“Les 40 premières minutes de cet album sont très bonnes et la pièce-titre est superbe”
1 Behind The Mental Wall 12:20
2 Earthtime 10:18
3 The Eye of the Chameleon 18:42
4 The Voyage Set II (…. to the Earth Pt. 1) 20:30
5 The Voyage Set II (…. to the Earth Pt. 2) 9:01
(CD 71:26)
(Berlin School)
2006! Une des années les plus difficiles de ma vie. Je vous épargne les détails. Je venais de joindre le webzine de France, Guts of Darkness, et j'écrivais des chroniques sur la musique électronique depuis 2002 ou 2003. J'avais peu d'expérience et je pensais connaître tous les secrets de l'univers de la MÉ parce que je possédais une impressionnante collection des albums de Tangerine Dream, Klaus Schulze, Vangelis, Jean-Michel Jarre et tous ces noms qui ont construit les assises de ce merveilleux univers de sons et de musique. Avec le recul…je ne connaissais pas grand-chose! C'était l'époque où je prenais aussi une quantité industriel d'anti-douleurs, et où chaque fois que je relisais une chronique que j'avais écrit la veille, je ne comprenais juste pas ce que je venais d'écrire. Heureusement, ça beaucoup changé. Ce prélude pour mentionner que j'ai déjà écrit une chronique sur THE EYE OF THE CHAMELEON en aout 2006. Eh boy…du texte à l'époque pour ne rien dire. Ou presque! Je profite donc de cette réédition du premier album du très sympathique Mario Schönwälder pour rendre justice à cet album qui est plus qu'une pâle imitation de Klaus Schulze, l'ultime inspiration de celui qui allait fondé Manikin 3 ans plus loin. Une chose reste véridique de l'époque de cette 1ière chronique; c'était, et c'est encore, un excellent album.

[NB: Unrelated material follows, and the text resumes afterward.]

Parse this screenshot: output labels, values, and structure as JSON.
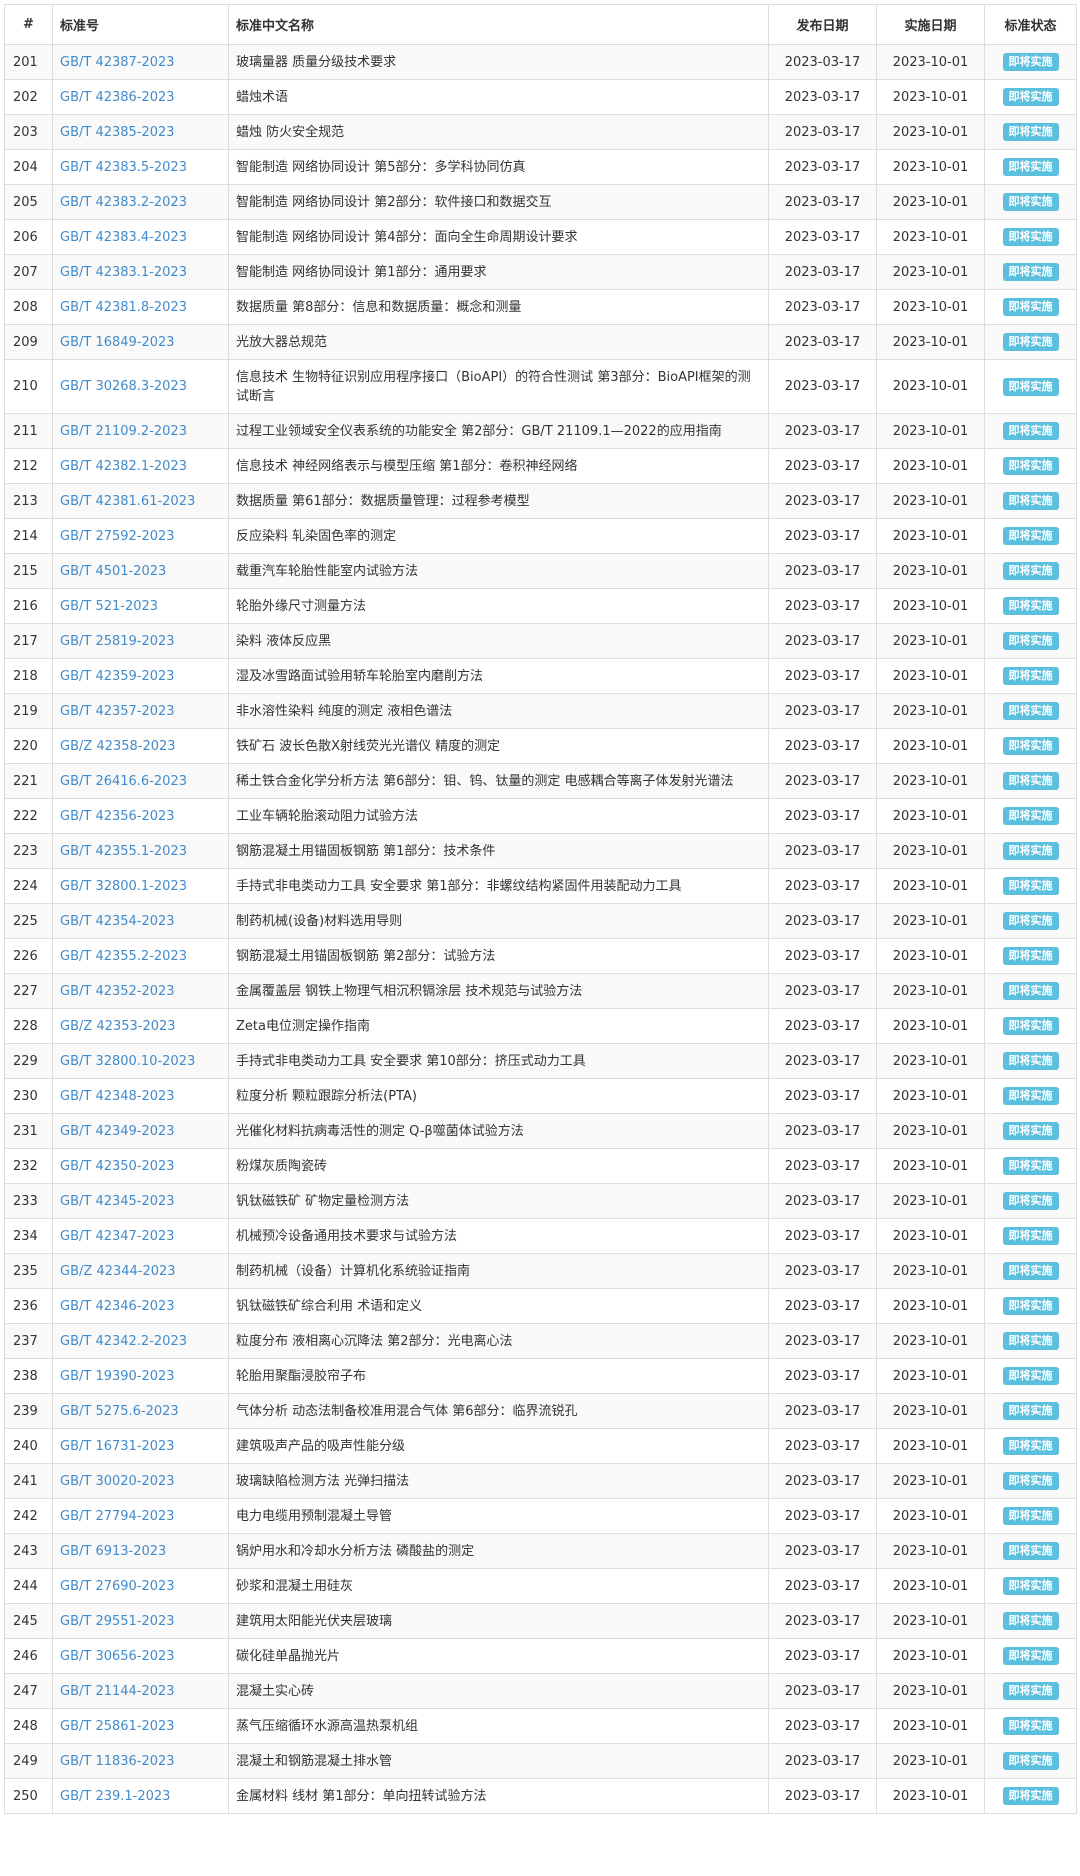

L'étiquette Made in Germany (MIG) se spécialise dans la réédition de ce que ses dirigeants considèrent comme des classiques, ou des essentiels, dans les univers de la MÉ, du Krautrock, du rock psychédélique et autres genres totalement avant-gardistes des pionniers de ces genres. J'ai déjà chroniqué une récente parution de ce label, l'album The Harvest Years de Neuronium, et j'avais été impressionné par la qualité du remaster et la pureté du son pour une musique issue du milieu des années 70. THE EYE OF THE CHAMELEON est un album qui fut réalisé pour la 1ière fois en 1989, nous sommes au cœur de la période numérique de Klaus Schulze, sur le nouveau label de Bernd Kistenmacher, Musique Intemporelle, en CD et en vinyle. L'album fut aussi réalisé en format K7 avec un titre de 3 minutes en prime, Gina. Mario rééditait par la suite son premier album sur Manikin Records en 1992. Et finalement, le label Allemand SynGate rééditait THE EYE OF THE CHAMELEON avec un nouveau remaster et un titre en supplémentaire, Abstract Roof, en 2005 et 2008. C'est cet album, l'édition 2005, que j'avais chroniqué pour le site Guts of Darkness en 2006. Est-ce que THE EYE OF THE CHAMELEON est un classique? Un essentiel ou même un incontournable? Je dirais que c'est un essentiel dans l'échiquier de la MÉ parce qu'il sort Mario de l'anonymat et que ce dernier allait devenir un personnage très important dans le merveilleux monde de la MÉ.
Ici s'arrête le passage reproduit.